See also ROpenSci's own tokenizers package, which uses the snowballC package for the hard work.
@jonocarroll thoughts here please. This code tokenizes the Description texts of all R packages using 3 different packages for the task::
db <- tools::CRAN_package_db ()
txt <- db$Description
sw <- stopwords::stopwords ("en")
# -------- tokenizers -------
ftok <- function (txt)
{
lapply (txt, function (i) {
d <- strsplit (i, split = " ") [[1]]
tk <- unlist (tokenizers::tokenize_word_stems (d,
stopwords = sw))
tk [!tk == "NA"]
})
}
# -------- hunspell -------
fhun <- function (txt)
{
lapply (txt, function (i) {
d <- strsplit (i, split = " ") [[1]]
tk <- unlist (hunspell::hunspell_stem (d))
tk [!tk %in% sw]
})
}
# -------- quanteda -------
rqnt <- function (txt)
{
txt %>%
quanteda::char_tolower () %>%
quanteda::corpus () %>%
quanteda::texts () %>%
quanteda::tokens () %>%
quanteda::tokens_wordstem ()
}
rbenchmark::benchmark (
ftok (txt),
fhun (txt),
rqnt (txt),
replications = 2)
and the results ...
test replications elapsed relative user.self sys.self user.child sys.child
2 fhun(txt) 2 17.957 7.504 17.093 0.832 0 0
1 ftok(txt) 2 12.439 5.198 12.372 0.046 0 0
3 rqnt(txt) 2 2.393 1.000 2.474 0.013 0 0
quanteda is big for a reason. My main thought: 2.5s is likely an acceptable time for people to unexpectedly have to wait for first call to stellar or flipper; but once such unexpected waits extend beyond 10s, most folk will likely have already hit CTRL-C.
The further development of both this package and flipper now depends on some kind of opinionated decisions regarding size versus speed. See equivalent issue in stellar
(I finally had a moment to think about this)
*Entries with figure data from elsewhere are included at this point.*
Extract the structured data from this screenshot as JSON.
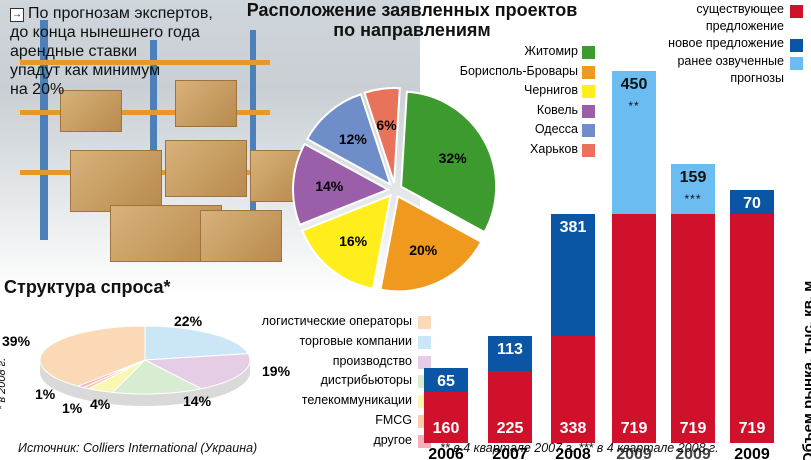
{
  "note": {
    "lines": [
      "По прогнозам экспертов,",
      "до конца нынешнего года",
      "арендные ставки",
      "упадут как минимум",
      "на 20%"
    ]
  },
  "source": "Источник: Colliers International (Украина)",
  "footnote": "** в 4 квартале 2007 г. *** в 4 квартале 2008 г.",
  "demand_note": "* в 2008 г.",
  "chart_data": [
    {
      "type": "pie",
      "title": "Расположение заявленных проектов по направлениям",
      "title_lines": [
        "Расположение заявленных проектов",
        "по направлениям"
      ],
      "slices": [
        {
          "name": "Житомир",
          "value": 32,
          "label": "32%",
          "color": "#3d9a2e"
        },
        {
          "name": "Борисполь-Бровары",
          "value": 20,
          "label": "20%",
          "color": "#ef9a1e"
        },
        {
          "name": "Чернигов",
          "value": 16,
          "label": "16%",
          "color": "#ffed1c"
        },
        {
          "name": "Ковель",
          "value": 14,
          "label": "14%",
          "color": "#9b5ea8"
        },
        {
          "name": "Одесса",
          "value": 12,
          "label": "12%",
          "color": "#6f8dc8"
        },
        {
          "name": "Харьков",
          "value": 6,
          "label": "6%",
          "color": "#e8735a"
        }
      ],
      "legend_position": "top-right"
    },
    {
      "type": "pie",
      "title": "Структура спроса*",
      "slices": [
        {
          "name": "логистические операторы",
          "value": 39,
          "label": "39%",
          "color": "#fbd9b6"
        },
        {
          "name": "торговые компании",
          "value": 22,
          "label": "22%",
          "color": "#cbe6f6"
        },
        {
          "name": "производство",
          "value": 19,
          "label": "19%",
          "color": "#e6cde6"
        },
        {
          "name": "дистрибьюторы",
          "value": 14,
          "label": "14%",
          "color": "#d7ecd0"
        },
        {
          "name": "телекоммуникации",
          "value": 4,
          "label": "4%",
          "color": "#fbf6b1"
        },
        {
          "name": "FMCG",
          "value": 1,
          "label": "1%",
          "color": "#f9ccae"
        },
        {
          "name": "другое",
          "value": 1,
          "label": "1%",
          "color": "#f4b1bd"
        }
      ],
      "legend_position": "right"
    },
    {
      "type": "bar",
      "stacked": true,
      "ylabel": "Объем рынка, тыс. кв. м",
      "categories": [
        "2006",
        "2007",
        "2008",
        "2009",
        "2009",
        "2009"
      ],
      "series": [
        {
          "name": "существующее предложение",
          "color": "#d0112b",
          "values": [
            160,
            225,
            338,
            719,
            719,
            719
          ]
        },
        {
          "name": "новое предложение",
          "color": "#0a56a4",
          "values": [
            65,
            113,
            381,
            0,
            0,
            70
          ]
        },
        {
          "name": "ранее озвученные прогнозы",
          "color": "#6bbcf0",
          "values": [
            0,
            0,
            0,
            450,
            159,
            0
          ]
        }
      ],
      "marks": [
        "",
        "",
        "",
        "**",
        "***",
        ""
      ],
      "legend_position": "top-right"
    }
  ]
}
What is the scope of this function? Do you intend to search for any package matching that phrase in some way, or just the user's starred repos? If it's the latter, then that speeds things up significantly:
s <- stellar:::getstars (whoami::gh_username(), NULL, NULL, TRUE) # 391 elements
txt <- s$description
sw <- stopwords::stopwords ("en")
# <snip>
bench::mark (
ftok (txt),
fhun (txt),
rqnt (txt),
iterations = 2,
check = FALSE)
#> # A tibble: 3 x 10
#> expression min mean median max `itr/sec` mem_alloc n_gc n_itr
#> <chr> <bch:t> <bch> <bch:> <bch> <dbl> <bch:byt> <dbl> <int>
#> 1 ftok(txt) 107.1ms 109ms 109ms 111ms 9.19 4.86MB 2 2
#> 2 fhun(txt) 411.2ms 510ms 510ms 609ms 1.96 7.98MB 2 2
#> 3 rqnt(txt) 43.3ms 155ms 155ms 266ms 6.47 1.34MB 2 2
#> # ... with 1 more variable: total_time <bch:tm>
Created on 2018-08-15 by the reprex package (v0.2.0).
Admittedly, I have only starred 391 repos, but tokenizing these results should be pretty quick. Searching for any package seems to be extending beyond the scope of stellar (this is entirely suitable elsewhere, i.e. flipper).
Personally, I'd go with tokenizers since it's a) fast, and b) ROpenSci.
Yeah, i agree, and actually realised that flipper could simply pre-store/cache the tokenized versions of package descriptions anyway, entirely avoiding the speed issue. I'll sketch out a tokenizers solution here first, then apply it to flipper. Thanks!